Oxygen‐Vacancy‐Engineered Ru–V Dual Sites in InVO ₄ for Synergistic Photocatalytic N ₂ Activation and Reactive Hydrogen Supply

ABSTRACT

Photocatalytic reduction of nitrogen to produce ammonia exhibits promise, and has increasingly attracted attention. However, this process is still limited by hindrances such as low water molecule dissociation efficiency and sluggish nitrogen hydrogenation kinetics. This study developed a catalyst composed of Ru nanoparticles directionally anchored at oxygen vacancies of indium vanadate (Ru/InVO ₄ ‐Vo), achieving an ammonia production rate of 87.86 μmol g ⁻¹  h ⁻¹ . It was found that oxygen vacancy not only forms unsaturated V sites but also serves as an anchoring site for Ru nanoparticles, establishing a stable Ru–V coordination structure through electronic metal–support interactions. These sites enhance the adsorption and activation of N ₂ through interfacial electron redistribution. Mechanistic studies reveal that Ru site promotes the adsorption of H ₂ O and accelerates H–OH bond cleavage, thereby providing a continuous supply of active hydrogen species (*H).
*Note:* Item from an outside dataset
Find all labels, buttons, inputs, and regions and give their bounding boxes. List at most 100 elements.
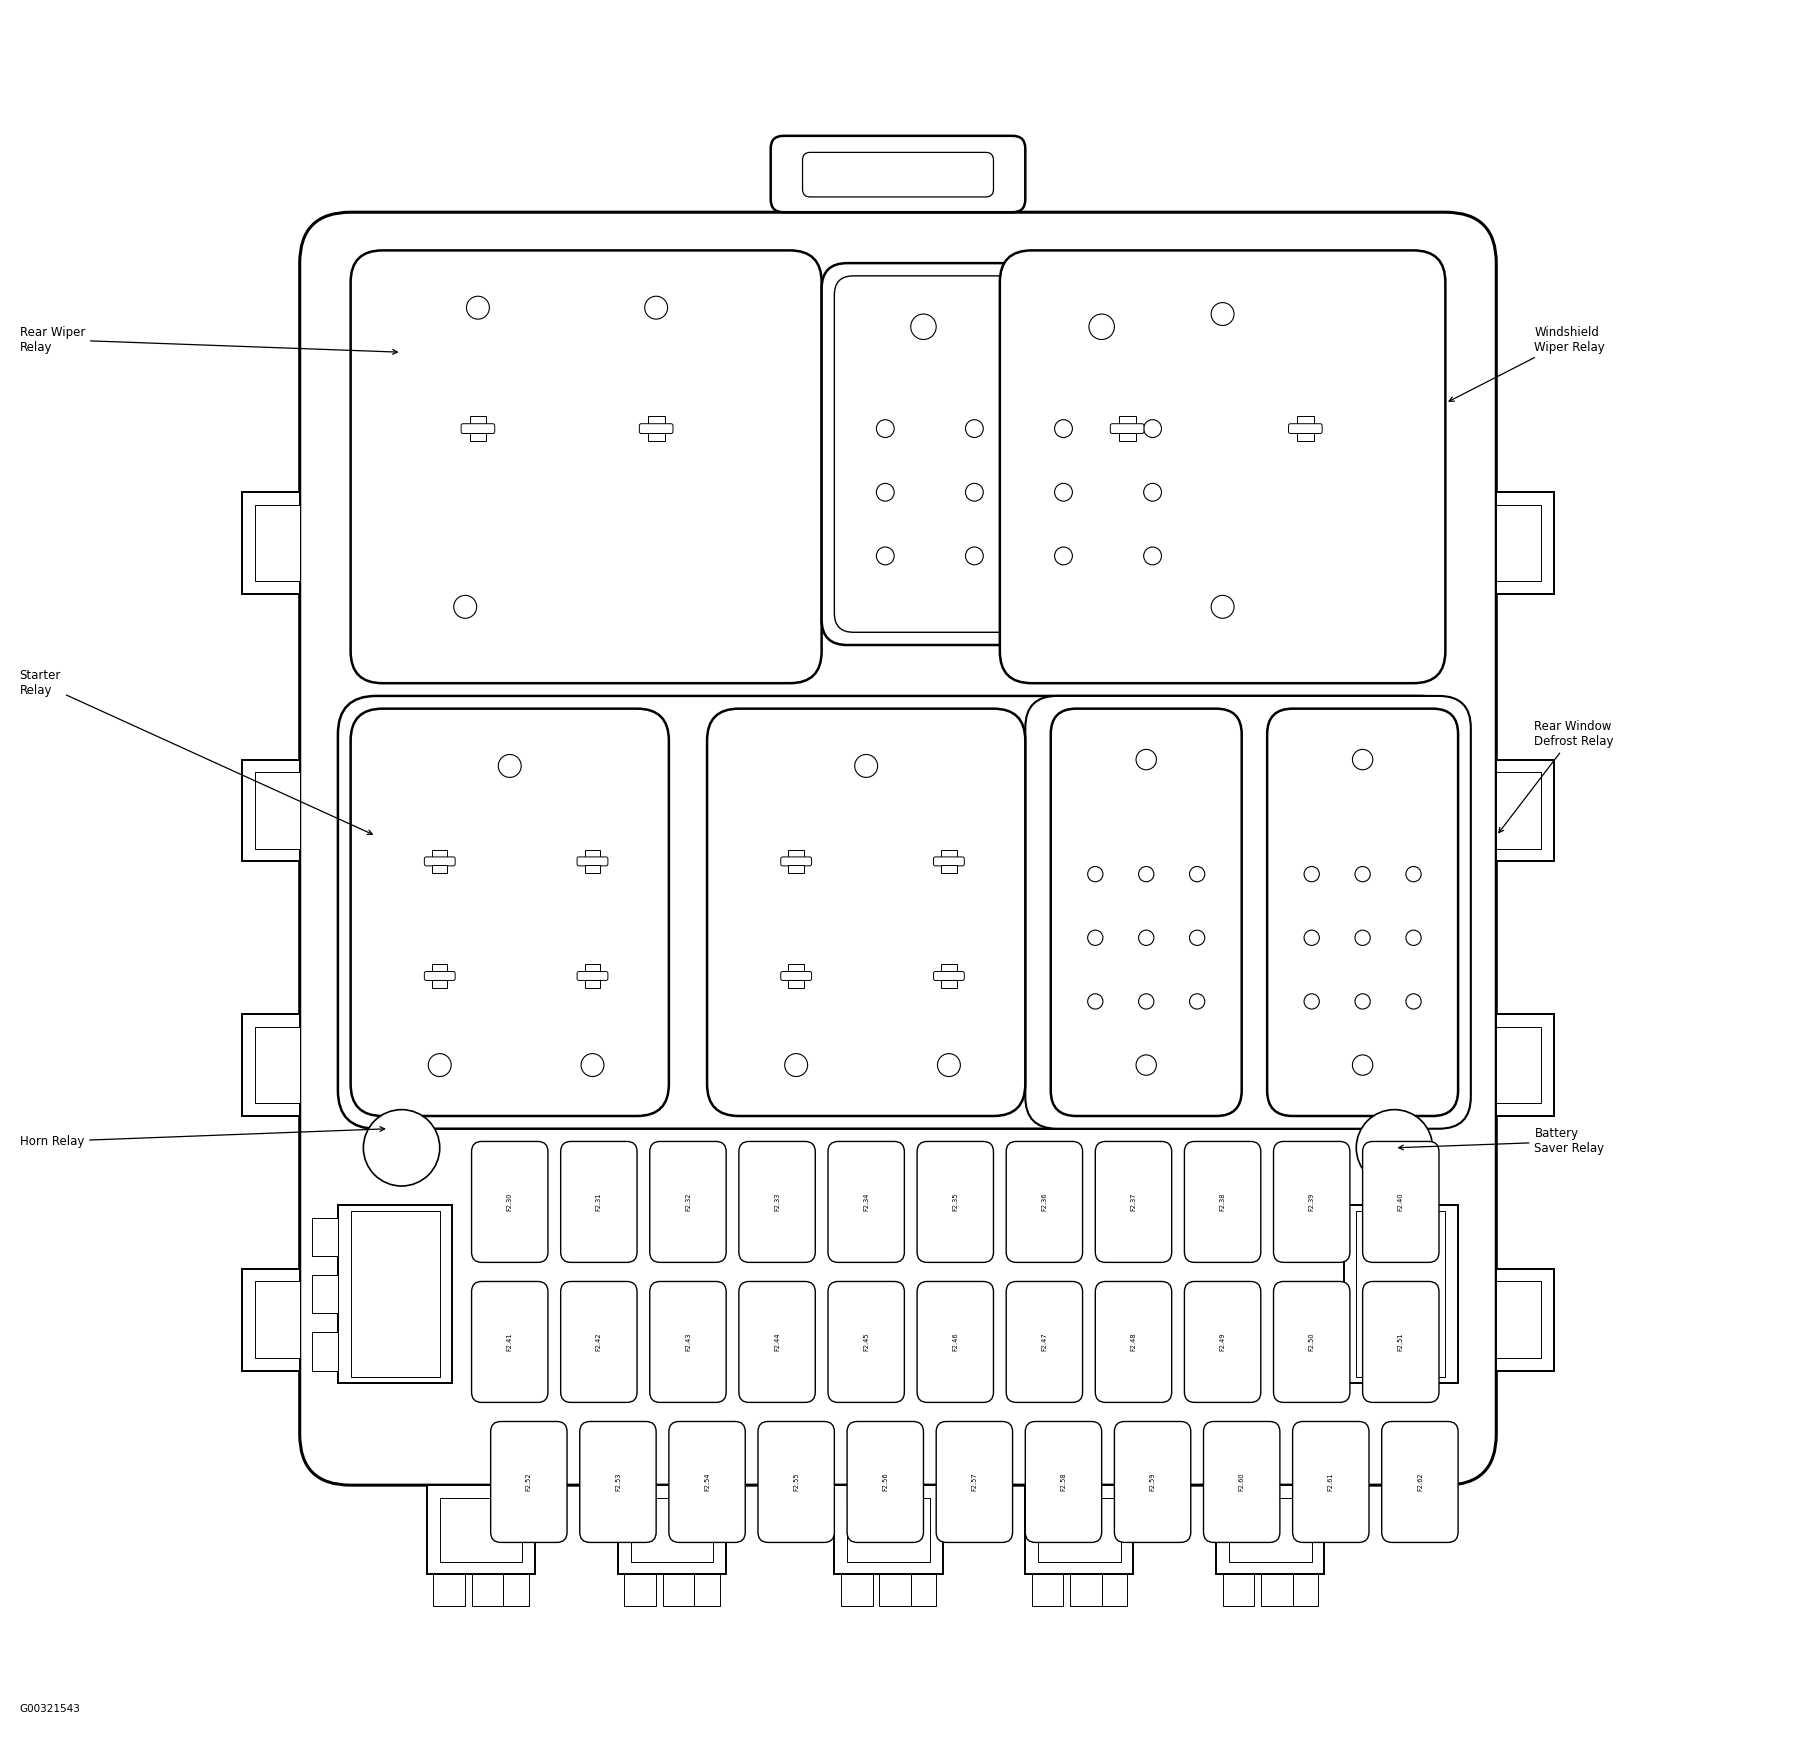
Text: F2.42: F2.42: [596, 1333, 602, 1351]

Furthermore, Ru–V bimetallic interface induces electron redistribution, accelerating both N ₂ adsorption and hydrogenation steps in NRR. This unique two‐site cooperative mechanism enables the directed transfer of *H to a key intermediate (*NNH → *NNH ₂ ), thereby significantly accelerating the stepwise hydrogenation of nitrogen. This work not only revealed the key mechanism of dynamic *H supply in photocatalytic nitrogen fixation but also provided an innovative strategy for designing high‐performance NRR catalysts through defect‐mediated dual active site engineering.